El retrato: lo que este episodio dice sobre 2026

Hay un momento revelador en la arquitectura de este conflicto que conviene no perder de vista. Cuando Paramount acusó a Ruffalo de antisemitismo, no contestó ninguno de sus argumentos. No dijo que Safra Catz no había pronunciado las palabras que pronunció. No discutió el análisis sobre pérdidas de empleo. No argumentó que Larry Ellison no tiene los vínculos políticos que tiene. Cambió el tema. Y al cambiarlo, al lograr que el debate se convirtiera en «¿es Ruffalo antisemita?», consiguió que la pregunta que Ruffalo había formulado —¿qué ocurre cuando el mismo hombre que suministra tecnología militar a un ejército en una guerra que la Corte Internacional de Justicia ha examinado como posible genocidio adquiere el control de CNN, CBS, HBO y los estudios Warner?— desapareciera temporalmente del debate público.

Solo temporalmente.
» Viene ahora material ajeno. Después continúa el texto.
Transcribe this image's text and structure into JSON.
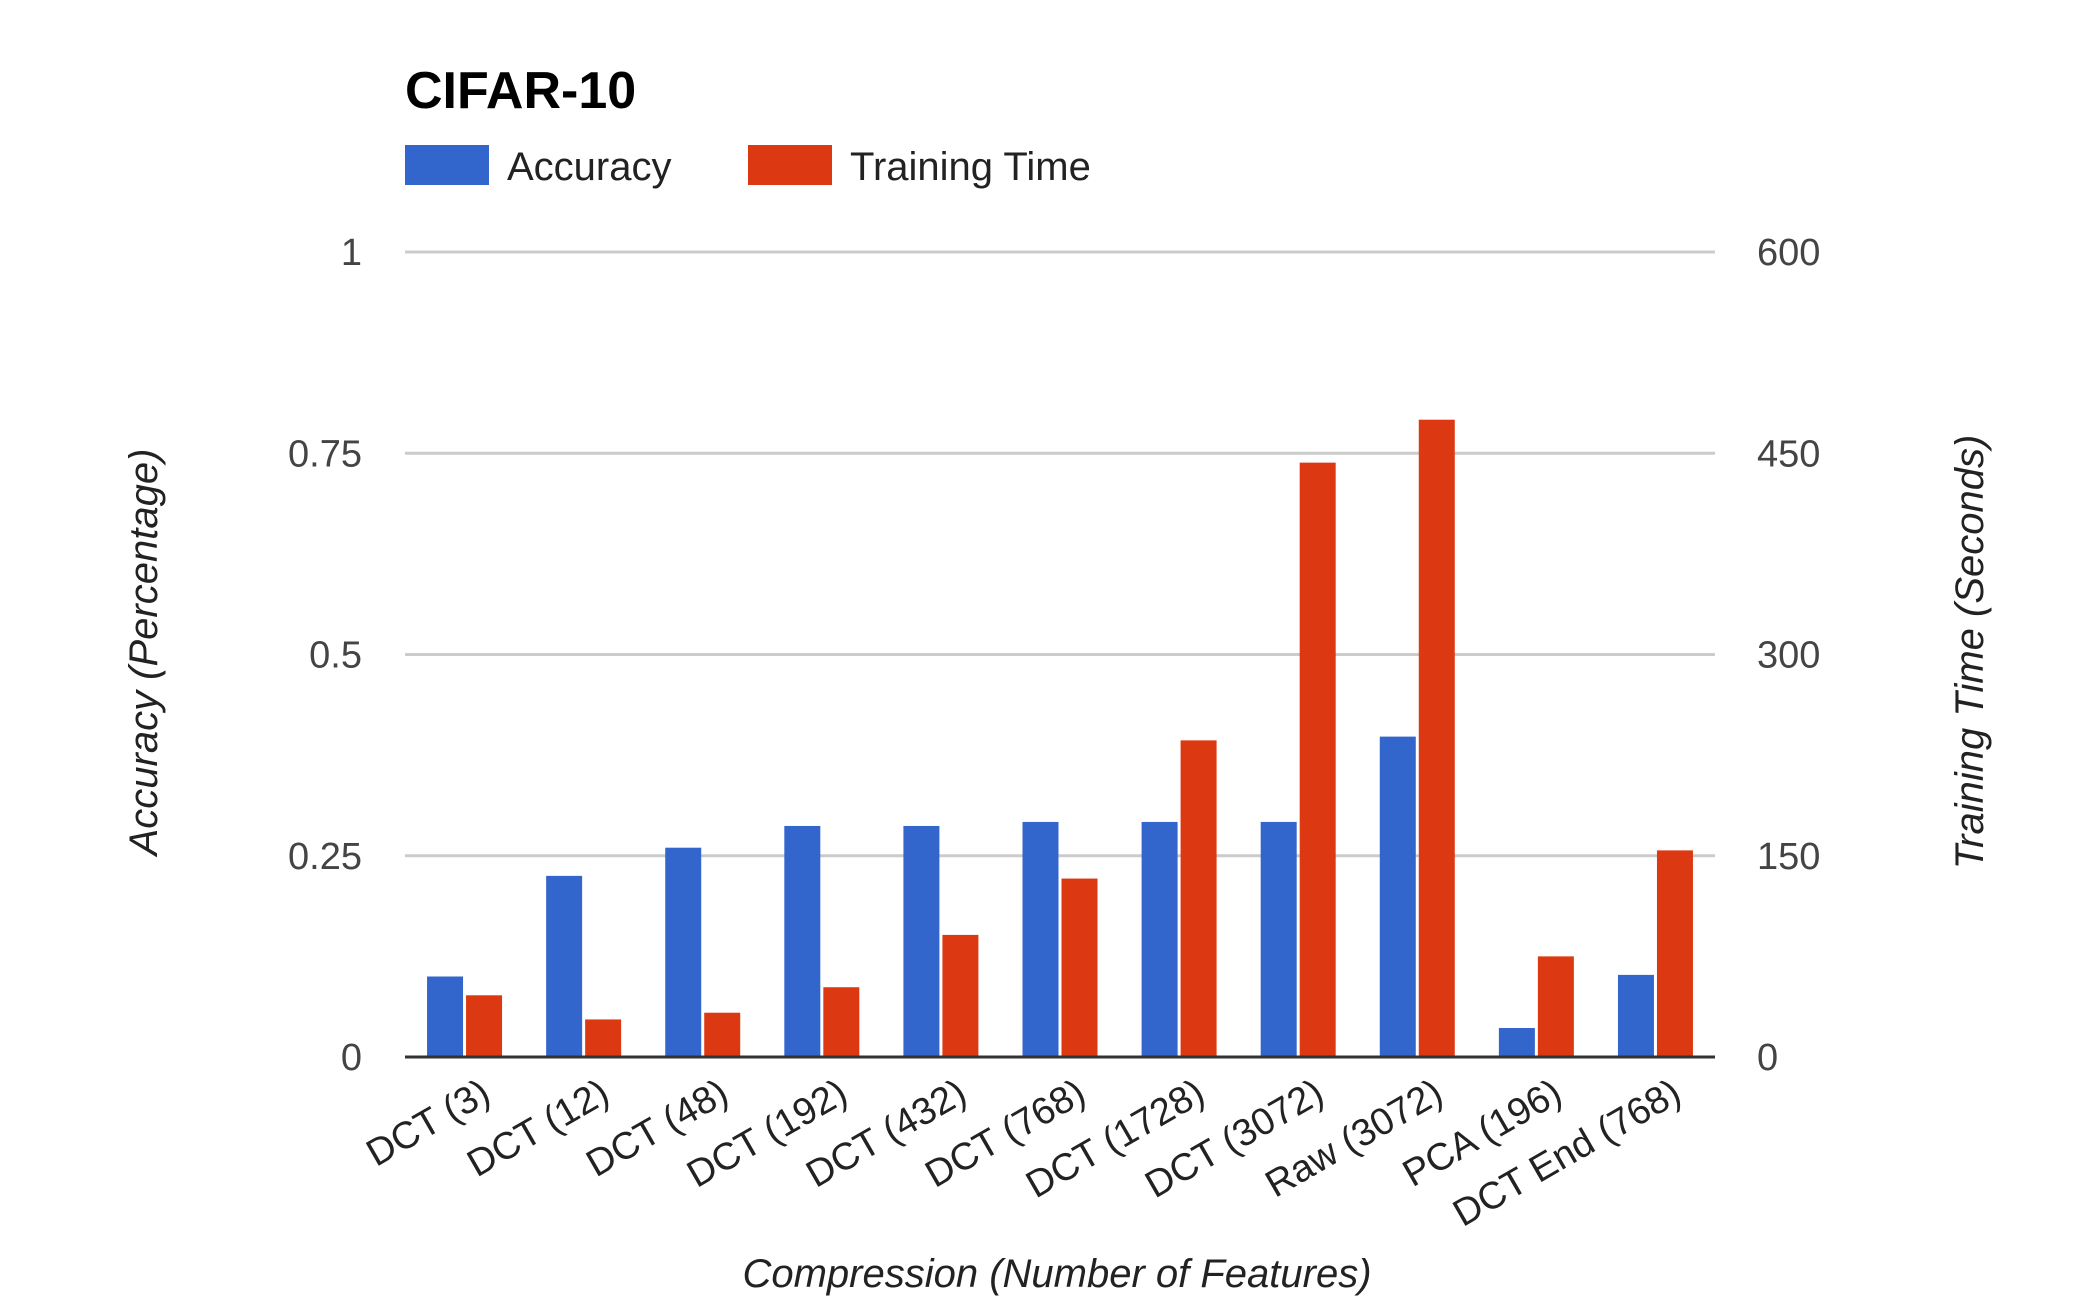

La demanda de los fiscales generales sigue activa. El proceso en el Reino Unido dejó constancia de que la operación requiere concesiones. El Congreso ha celebrado audiencias. Y la carta de 170 figuras judías ha convertido la acusación de antisemitismo en el argumento que más daño le hace a quien la formuló: porque demostró que el consenso en la propia comunidad judía rechaza que criticar las acciones de un ejecutivo sea equivalente a odiar a un pueblo.

Lo que queda cuando se retira el ruido es la pregunta original, que sigue sin respuesta institucional satisfactoria: ¿puede ser sano para la democracia de cualquier país que la misma familia controle la infraestructura de inteligencia artificial, el algoritmo de la red social más usada por sus jóvenes, la principal cadena de noticias de cobertura global, las dos plataformas de streaming con mayor catálogo de ficción de calidad, y la relación de trabajo más estrecha con el gobierno en ejercicio? Los Decretos Paramount de 1948 existieron precisamente porque la respuesta a esa pregunta, en el contexto del cine clásico, fue no. Lo que se debate ahora es si esa respuesta sigue siendo la misma cuando la escala es incomparablemente mayor y los mecanismos de control son incomparablemente más sofisticados.